Başbakan Recep
Tayyip Erdoğan,
ekonomik program ve mali disiplinden asla taviz verilmeyeceğini söyledi.
Bursa Ticaret ve
Sanayi Odası'nda bir konuşma yapan Erdoğan, güven ve istikrar ortamının sağlandığını söyledi. Yerli ve küresel sermayenin
Türkiye'nin güven ve istikrarına yatırım yaptığını belirten Erdoğan, ''Bazen söylüyorum bana kızıyorlar. Ama gerçek bu. Bu, yaşanmadan olmuyor. Kusura bakmayın teori ile bitmiyor. Bazen söylüyoruz. İki
koyun gütmemiş olan konuşuyor kardeşim yani. Nasrettin Hoca'nın hikayesi boşuna değil. (Bana damdan düşeni getirin) diyor. Hesap ortada, kitap ortada. Hala kalkıyor şu yok, bu yok, falan filan'' diye konuştu.
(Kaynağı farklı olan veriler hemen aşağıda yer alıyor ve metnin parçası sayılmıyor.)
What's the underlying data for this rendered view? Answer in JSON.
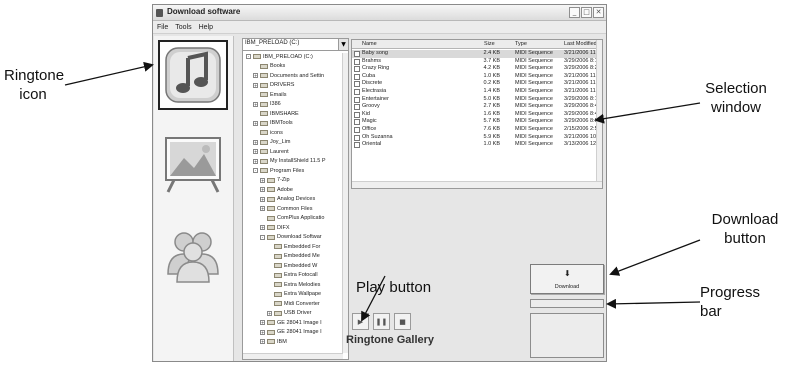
{
  "window": {
    "title": "Download software",
    "controls": [
      "_",
      "□",
      "✕"
    ]
  },
  "menubar": {
    "items": [
      "File",
      "Tools",
      "Help"
    ]
  },
  "iconstrip": {
    "icons": [
      {
        "icon": "music-note-icon",
        "selected": true
      },
      {
        "icon": "landscape-picture-icon",
        "selected": false
      },
      {
        "icon": "people-icon",
        "selected": false
      }
    ]
  },
  "tree": {
    "drive": "IBM_PRELOAD (C:)",
    "nodes": [
      {
        "label": "IBM_PRELOAD (C:)",
        "level": 0,
        "exp": "-"
      },
      {
        "label": "Books",
        "level": 1,
        "exp": ""
      },
      {
        "label": "Documents and Settin",
        "level": 1,
        "exp": "+"
      },
      {
        "label": "DRIVERS",
        "level": 1,
        "exp": "+"
      },
      {
        "label": "Emails",
        "level": 1,
        "exp": ""
      },
      {
        "label": "I386",
        "level": 1,
        "exp": "+"
      },
      {
        "label": "IBMSHARE",
        "level": 1,
        "exp": ""
      },
      {
        "label": "IBMTools",
        "level": 1,
        "exp": "+"
      },
      {
        "label": "icons",
        "level": 1,
        "exp": ""
      },
      {
        "label": "Joy_Lim",
        "level": 1,
        "exp": "+"
      },
      {
        "label": "Laurent",
        "level": 1,
        "exp": "+"
      },
      {
        "label": "My InstallShield 11.5 P",
        "level": 1,
        "exp": "+"
      },
      {
        "label": "Program Files",
        "level": 1,
        "exp": "-"
      },
      {
        "label": "7-Zip",
        "level": 2,
        "exp": "+"
      },
      {
        "label": "Adobe",
        "level": 2,
        "exp": "+"
      },
      {
        "label": "Analog Devices",
        "level": 2,
        "exp": "+"
      },
      {
        "label": "Common Files",
        "level": 2,
        "exp": "+"
      },
      {
        "label": "ComPlus Applicatio",
        "level": 2,
        "exp": ""
      },
      {
        "label": "DIFX",
        "level": 2,
        "exp": "+"
      },
      {
        "label": "Download Softwar",
        "level": 2,
        "exp": "-"
      },
      {
        "label": "Embedded For",
        "level": 3,
        "exp": ""
      },
      {
        "label": "Embedded Me",
        "level": 3,
        "exp": ""
      },
      {
        "label": "Embedded W",
        "level": 3,
        "exp": ""
      },
      {
        "label": "Extra Fotocall",
        "level": 3,
        "exp": ""
      },
      {
        "label": "Extra Melodies",
        "level": 3,
        "exp": ""
      },
      {
        "label": "Extra Wallpape",
        "level": 3,
        "exp": ""
      },
      {
        "label": "Midi Converter",
        "level": 3,
        "exp": ""
      },
      {
        "label": "USB Driver",
        "level": 3,
        "exp": "+"
      },
      {
        "label": "GE 28041 Image I",
        "level": 2,
        "exp": "+"
      },
      {
        "label": "GE 28041 Image I",
        "level": 2,
        "exp": "+"
      },
      {
        "label": "IBM",
        "level": 2,
        "exp": "+"
      }
    ]
  },
  "filelist": {
    "columns": [
      "Name",
      "Size",
      "Type",
      "Last Modified"
    ],
    "rows": [
      {
        "name": "Baby song",
        "size": "2.4 KB",
        "type": "MIDI Sequence",
        "modified": "3/21/2006 11",
        "selected": true
      },
      {
        "name": "Brahms",
        "size": "3.7 KB",
        "type": "MIDI Sequence",
        "modified": "3/29/2006 8:1",
        "selected": false
      },
      {
        "name": "Crazy Ring",
        "size": "4.2 KB",
        "type": "MIDI Sequence",
        "modified": "3/29/2006 8:2",
        "selected": false
      },
      {
        "name": "Cuba",
        "size": "1.0 KB",
        "type": "MIDI Sequence",
        "modified": "3/21/2006 11",
        "selected": false
      },
      {
        "name": "Discrete",
        "size": "0.2 KB",
        "type": "MIDI Sequence",
        "modified": "3/21/2006 11",
        "selected": false
      },
      {
        "name": "Electrasia",
        "size": "1.4 KB",
        "type": "MIDI Sequence",
        "modified": "3/21/2006 11",
        "selected": false
      },
      {
        "name": "Entertainer",
        "size": "5.0 KB",
        "type": "MIDI Sequence",
        "modified": "3/29/2006 8:1",
        "selected": false
      },
      {
        "name": "Groovy",
        "size": "2.7 KB",
        "type": "MIDI Sequence",
        "modified": "3/29/2006 8:4",
        "selected": false
      },
      {
        "name": "Kid",
        "size": "1.6 KB",
        "type": "MIDI Sequence",
        "modified": "3/29/2006 8:4",
        "selected": false
      },
      {
        "name": "Magic",
        "size": "5.7 KB",
        "type": "MIDI Sequence",
        "modified": "3/29/2006 8:5",
        "selected": false
      },
      {
        "name": "Office",
        "size": "7.6 KB",
        "type": "MIDI Sequence",
        "modified": "2/15/2006 2:5",
        "selected": false
      },
      {
        "name": "Oh Suzanna",
        "size": "5.9 KB",
        "type": "MIDI Sequence",
        "modified": "3/21/2006 10:",
        "selected": false
      },
      {
        "name": "Oriental",
        "size": "1.0 KB",
        "type": "MIDI Sequence",
        "modified": "3/13/2006 12:",
        "selected": false
      }
    ]
  },
  "transport": {
    "play": "▶",
    "pause": "❚❚",
    "stop": "■"
  },
  "gallery_title": "Ringtone Gallery",
  "download": {
    "arrow": "⬇",
    "label": "Download",
    "progress": 0.0
  },
  "callouts": {
    "ringtone_icon": [
      "Ringtone",
      "icon"
    ],
    "selection_window": [
      "Selection",
      "window"
    ],
    "download_button": [
      "Download",
      "button"
    ],
    "play_button": "Play button",
    "progress_bar": [
      "Progress",
      "bar"
    ]
  },
  "colors": {
    "accent": "#6a8fc7",
    "selected_row": "#d9d9d9",
    "window_bg": "#e6e6e6"
  }
}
Erdoğan, şöyle devam etti:
''Şunu kesinlikle iyi bilmeliyiz: Biz dersimizi iyi çalışıyoruz. Bu iş gevşeyemez. Ekonomik programdan asla taviz veremeyiz, mali disiplinden asla taviz veremeyiz.
Bazıları soruyor. İşte bu yıl
seçim yılı. Eeee?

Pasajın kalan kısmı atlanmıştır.